While consulting for small companies and larger ones, I found that there wasn’t any real, one hundred percent functional way to get “yes” out of a team. It could have been the initial sale, the follow up call, the contract negotiations or the in-session meetings where we were trying to Do The Right Thing and get the team to perform as we’d sold them. After all that time, dozens and dozens of successful (and not so successful) startups that we’ve worked with, I think there are six keys that resonate with everybody.

  1. Start with a small pitch – if you ask for something big, first, it’s far to easy for the team or the prospect to say no. If you can get them into “yes” mode, it’s far easier to get them on the path to agreement and then once they find themselves agreeing with you it’s a lot harder for them to “snap out of it” and tell you no.
  2. Ape their body language – the fact is that it’s one of those NLP things you’ll read in many books…but it works. Study after study confirms (we’ll add a citation later 😉 ) that if you are moving towards agreement often times, you’ll start to mimic each others body language in a two person meeting. You can use this to your advantage by copying them, then moving back to step one, creating accord over some small things…the moving on to larger.
  3. Wear glasses as it’ll make you look smarter – yes, we know, wearing glasses that don’t actually help your vision seems like lying. Well, it’s not your fault if more than half the people in a survey said that those who wore glasses seemed “more intelligent” than those without. If you need to come across as a subject matter expert, it’s worth leverging this (yes, I wear contacts…but you’d be surprised at how often I showed up at sales meetings wearing glasses).

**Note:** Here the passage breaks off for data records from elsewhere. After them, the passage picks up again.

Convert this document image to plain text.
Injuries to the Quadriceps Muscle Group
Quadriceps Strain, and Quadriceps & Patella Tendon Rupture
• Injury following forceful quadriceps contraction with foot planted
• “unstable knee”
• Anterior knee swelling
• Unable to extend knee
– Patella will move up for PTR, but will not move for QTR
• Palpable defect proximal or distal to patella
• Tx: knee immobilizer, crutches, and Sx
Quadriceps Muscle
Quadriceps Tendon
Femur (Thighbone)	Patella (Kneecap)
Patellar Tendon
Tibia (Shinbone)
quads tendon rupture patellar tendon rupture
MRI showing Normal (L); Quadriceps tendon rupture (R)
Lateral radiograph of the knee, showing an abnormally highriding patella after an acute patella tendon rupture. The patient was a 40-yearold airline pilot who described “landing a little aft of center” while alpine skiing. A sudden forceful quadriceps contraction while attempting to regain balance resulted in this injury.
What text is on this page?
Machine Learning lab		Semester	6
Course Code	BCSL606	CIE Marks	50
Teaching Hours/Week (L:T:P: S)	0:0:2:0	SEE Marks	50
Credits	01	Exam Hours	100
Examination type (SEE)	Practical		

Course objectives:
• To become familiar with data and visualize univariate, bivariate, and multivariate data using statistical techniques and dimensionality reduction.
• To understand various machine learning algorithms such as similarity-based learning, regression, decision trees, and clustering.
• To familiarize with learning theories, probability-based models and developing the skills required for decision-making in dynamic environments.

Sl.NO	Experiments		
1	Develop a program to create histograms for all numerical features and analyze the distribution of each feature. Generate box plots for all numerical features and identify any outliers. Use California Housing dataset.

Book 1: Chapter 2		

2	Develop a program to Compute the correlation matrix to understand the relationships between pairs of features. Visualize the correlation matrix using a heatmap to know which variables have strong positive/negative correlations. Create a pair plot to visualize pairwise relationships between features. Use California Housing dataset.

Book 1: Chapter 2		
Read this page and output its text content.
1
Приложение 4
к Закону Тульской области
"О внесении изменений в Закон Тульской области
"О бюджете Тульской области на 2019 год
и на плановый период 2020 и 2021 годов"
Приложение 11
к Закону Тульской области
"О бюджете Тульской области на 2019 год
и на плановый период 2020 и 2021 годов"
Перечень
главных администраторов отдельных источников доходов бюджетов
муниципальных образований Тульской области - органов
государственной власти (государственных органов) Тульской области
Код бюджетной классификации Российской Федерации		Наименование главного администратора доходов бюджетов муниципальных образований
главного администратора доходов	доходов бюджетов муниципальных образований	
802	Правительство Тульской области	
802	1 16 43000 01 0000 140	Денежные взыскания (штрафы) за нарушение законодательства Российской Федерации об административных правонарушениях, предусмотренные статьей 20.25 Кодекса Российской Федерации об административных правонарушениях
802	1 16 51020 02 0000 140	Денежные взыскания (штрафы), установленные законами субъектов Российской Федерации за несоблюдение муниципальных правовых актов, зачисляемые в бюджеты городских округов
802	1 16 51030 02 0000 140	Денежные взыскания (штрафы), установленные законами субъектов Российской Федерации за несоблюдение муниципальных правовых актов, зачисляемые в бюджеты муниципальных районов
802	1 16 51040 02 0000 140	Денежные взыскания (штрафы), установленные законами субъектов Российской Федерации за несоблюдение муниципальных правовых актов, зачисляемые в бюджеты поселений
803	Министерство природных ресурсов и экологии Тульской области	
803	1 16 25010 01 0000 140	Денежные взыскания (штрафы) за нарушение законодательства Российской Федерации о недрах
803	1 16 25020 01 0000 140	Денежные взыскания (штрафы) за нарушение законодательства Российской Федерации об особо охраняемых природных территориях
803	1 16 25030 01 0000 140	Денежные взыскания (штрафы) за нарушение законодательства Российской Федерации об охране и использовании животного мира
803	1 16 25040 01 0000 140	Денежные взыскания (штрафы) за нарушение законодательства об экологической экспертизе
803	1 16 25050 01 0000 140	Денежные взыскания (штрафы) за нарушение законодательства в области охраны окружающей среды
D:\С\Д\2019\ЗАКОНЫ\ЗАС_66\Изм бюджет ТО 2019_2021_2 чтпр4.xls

  4. Dress well and smartly – shirts with colors, button up are good, if you can pull it off, consider wearing diagonal stripes for men, as those will make you seem more forward thinking. It’s an odd, bold fashion decision and shouldn’t be made lightly…if you’re pitching something that calls for different thinking, wear it. If not, don’t.
  5. Match your presentation materials and style to the audience – this goes without saying but it bears repeating: if you’re selling a technology company, don’t arrive in meeting with a pad and paper. If you’re selling a company that values it’s history, legacy and pedigree…consider a mont blanc pen and a leatherbound organizer. You can always use evernote and a high tech pen to transmite your notes digitally later…but, the pad and pen will make your style seem more in line with the company’s – improving your shot at getting the deal.

Bonus tip: know why they are considering you and make sure to keep that clear, in meeting. If it’s a referral, emphasis the success and value you delivered to the contact that introduced you. If it’s based on your expertise or market positioning, reinforce that (say there was a new article you read, that reinforced your establish positioning, etc…). Good luck and happy selling.